Green and Clean this Holiday Season
The one-piece Ryohan toilet's skirted bowl is supported with a distinctive column adorned with the elegant furrowed sand detailing suggestive of the undulating seas that inspire the Zen Japanese gardens. These facets resonate in the tank's lid, creating a pleasing coherence to the overall design. This sense of harmony is further enhanced by the bowl's graceful curvilinear tank, which supports a generous lid that has been molded into a shelf, creating newfound space for tissues or holiday decorations.
The Ryohan toilet is Universal Height - TOTO's ergonomic, comfortable height design that facilitates rising from a sitting to standing position and makes this aesthetically pleasing one-piece toilet ADA-compliant.
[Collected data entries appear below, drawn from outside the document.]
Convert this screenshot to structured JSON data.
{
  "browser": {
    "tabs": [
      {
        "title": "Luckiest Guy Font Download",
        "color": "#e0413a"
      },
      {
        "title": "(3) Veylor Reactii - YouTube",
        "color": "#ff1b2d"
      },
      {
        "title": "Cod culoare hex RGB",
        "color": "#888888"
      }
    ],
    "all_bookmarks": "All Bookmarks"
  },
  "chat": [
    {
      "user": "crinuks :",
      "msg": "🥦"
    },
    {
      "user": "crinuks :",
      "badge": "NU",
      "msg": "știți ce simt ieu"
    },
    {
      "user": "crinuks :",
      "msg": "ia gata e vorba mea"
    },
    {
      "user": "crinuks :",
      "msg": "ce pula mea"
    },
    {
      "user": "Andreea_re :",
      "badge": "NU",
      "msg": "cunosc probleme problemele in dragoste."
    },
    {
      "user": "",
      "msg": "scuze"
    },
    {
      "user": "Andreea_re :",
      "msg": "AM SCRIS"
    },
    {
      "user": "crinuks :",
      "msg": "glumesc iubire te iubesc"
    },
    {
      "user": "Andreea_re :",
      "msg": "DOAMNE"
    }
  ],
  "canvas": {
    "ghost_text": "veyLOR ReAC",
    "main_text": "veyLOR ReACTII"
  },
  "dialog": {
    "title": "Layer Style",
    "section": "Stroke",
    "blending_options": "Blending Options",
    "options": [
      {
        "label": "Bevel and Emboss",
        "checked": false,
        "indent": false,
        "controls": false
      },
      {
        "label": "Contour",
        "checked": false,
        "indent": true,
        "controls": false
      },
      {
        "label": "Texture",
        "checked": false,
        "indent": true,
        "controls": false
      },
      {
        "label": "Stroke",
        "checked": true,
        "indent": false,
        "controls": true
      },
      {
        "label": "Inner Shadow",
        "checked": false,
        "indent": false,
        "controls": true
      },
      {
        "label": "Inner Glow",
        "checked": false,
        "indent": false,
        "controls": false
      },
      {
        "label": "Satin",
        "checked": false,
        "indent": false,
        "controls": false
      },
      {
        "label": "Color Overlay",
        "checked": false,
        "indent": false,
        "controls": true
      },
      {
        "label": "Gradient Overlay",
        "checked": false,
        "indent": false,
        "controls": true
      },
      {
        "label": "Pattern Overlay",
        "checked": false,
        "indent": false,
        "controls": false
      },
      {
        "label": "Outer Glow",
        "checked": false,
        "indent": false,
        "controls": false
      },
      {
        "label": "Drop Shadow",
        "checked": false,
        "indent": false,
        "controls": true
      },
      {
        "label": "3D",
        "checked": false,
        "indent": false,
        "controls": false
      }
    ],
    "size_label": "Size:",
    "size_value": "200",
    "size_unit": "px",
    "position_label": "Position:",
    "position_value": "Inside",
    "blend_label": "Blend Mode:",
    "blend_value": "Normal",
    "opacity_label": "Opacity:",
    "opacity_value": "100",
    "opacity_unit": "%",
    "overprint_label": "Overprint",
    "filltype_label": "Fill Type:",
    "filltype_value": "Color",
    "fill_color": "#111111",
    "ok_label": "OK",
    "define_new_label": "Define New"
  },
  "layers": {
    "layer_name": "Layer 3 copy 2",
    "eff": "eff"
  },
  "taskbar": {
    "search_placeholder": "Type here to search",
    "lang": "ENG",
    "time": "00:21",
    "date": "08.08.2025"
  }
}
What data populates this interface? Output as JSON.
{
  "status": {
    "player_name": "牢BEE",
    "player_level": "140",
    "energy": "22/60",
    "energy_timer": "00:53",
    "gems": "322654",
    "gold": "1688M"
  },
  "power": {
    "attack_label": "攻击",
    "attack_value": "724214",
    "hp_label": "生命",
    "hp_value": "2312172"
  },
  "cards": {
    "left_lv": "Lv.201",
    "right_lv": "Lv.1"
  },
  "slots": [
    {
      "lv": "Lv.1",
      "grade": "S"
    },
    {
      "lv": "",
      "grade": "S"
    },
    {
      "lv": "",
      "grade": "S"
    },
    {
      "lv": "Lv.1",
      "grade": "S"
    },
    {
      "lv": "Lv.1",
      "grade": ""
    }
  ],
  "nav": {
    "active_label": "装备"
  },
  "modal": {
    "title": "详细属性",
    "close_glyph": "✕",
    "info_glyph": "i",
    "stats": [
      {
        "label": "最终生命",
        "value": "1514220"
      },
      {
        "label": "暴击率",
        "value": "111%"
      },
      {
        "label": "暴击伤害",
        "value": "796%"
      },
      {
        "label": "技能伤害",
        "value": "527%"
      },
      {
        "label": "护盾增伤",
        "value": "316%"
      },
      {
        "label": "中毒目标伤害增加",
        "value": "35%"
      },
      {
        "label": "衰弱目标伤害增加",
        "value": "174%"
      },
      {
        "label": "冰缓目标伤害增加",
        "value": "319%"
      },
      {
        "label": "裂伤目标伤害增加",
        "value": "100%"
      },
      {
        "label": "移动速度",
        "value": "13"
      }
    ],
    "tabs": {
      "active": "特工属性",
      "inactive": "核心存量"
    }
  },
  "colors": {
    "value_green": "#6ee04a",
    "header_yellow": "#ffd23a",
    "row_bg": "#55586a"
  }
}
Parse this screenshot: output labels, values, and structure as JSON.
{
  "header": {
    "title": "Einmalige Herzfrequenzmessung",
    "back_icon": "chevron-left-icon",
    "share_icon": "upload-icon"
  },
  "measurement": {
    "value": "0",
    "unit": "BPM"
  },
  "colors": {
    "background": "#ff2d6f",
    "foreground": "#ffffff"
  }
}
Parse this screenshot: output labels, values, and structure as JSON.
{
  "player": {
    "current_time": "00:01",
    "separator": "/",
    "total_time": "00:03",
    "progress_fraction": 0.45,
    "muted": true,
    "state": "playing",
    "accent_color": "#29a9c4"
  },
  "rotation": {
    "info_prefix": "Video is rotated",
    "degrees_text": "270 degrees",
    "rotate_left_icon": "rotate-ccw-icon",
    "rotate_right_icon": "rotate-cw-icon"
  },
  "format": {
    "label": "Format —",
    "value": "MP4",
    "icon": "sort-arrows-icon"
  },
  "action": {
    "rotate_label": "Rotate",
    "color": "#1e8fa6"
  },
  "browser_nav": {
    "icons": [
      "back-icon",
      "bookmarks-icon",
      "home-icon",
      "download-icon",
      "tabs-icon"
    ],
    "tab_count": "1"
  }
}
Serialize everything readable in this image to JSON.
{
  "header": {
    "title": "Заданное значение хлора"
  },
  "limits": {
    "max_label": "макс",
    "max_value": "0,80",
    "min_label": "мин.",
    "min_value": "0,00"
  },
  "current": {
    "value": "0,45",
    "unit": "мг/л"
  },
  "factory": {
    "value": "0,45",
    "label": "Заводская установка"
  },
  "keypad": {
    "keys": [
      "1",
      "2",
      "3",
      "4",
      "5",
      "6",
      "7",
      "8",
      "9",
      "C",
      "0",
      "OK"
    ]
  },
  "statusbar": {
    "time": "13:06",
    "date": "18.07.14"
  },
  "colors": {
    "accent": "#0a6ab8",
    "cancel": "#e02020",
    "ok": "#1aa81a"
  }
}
The Ryohan toilet's inner beauty arises from TOTO's new 1.6 gallon per flush Double Cyclone Flush Engine. To raise the industry-wide bar on flush performance, the company's engineers reinvented the flush engine by marrying performance to maintenance. Upon the push-button initiation of the Ryohan's Double Cyclone flush, three actions occur nearly simultaneously. First, the primary nozzle - located at the back of the SanaGloss glazed bowl - fires a high-speed stream of water that scours the redesigned concave rim and initiates the water's cyclone action. Almost immediately, a second water nozzle - located behind the first - fires a second high-speed water jet around the SanaGloss-gazed bowl's concave rim, providing a second rim scour and 360-degrees of rim and bowl cleansing action. At the same time, the siphon jet, whose power has radically increased by dedicating more water to it, is initiated, and it harnesses the accelerating power of this rapidly rotating cyclone of waterfor unsurpassed waste removal. The third stage is a final rim scouring, which cleanses the rim a second time and restores the bowl's water surface. The Double Cyclone Flush Engine is also available on TOTO's Guinevere and Soirée toilets, which are elements in full-line luxury suites of the same name.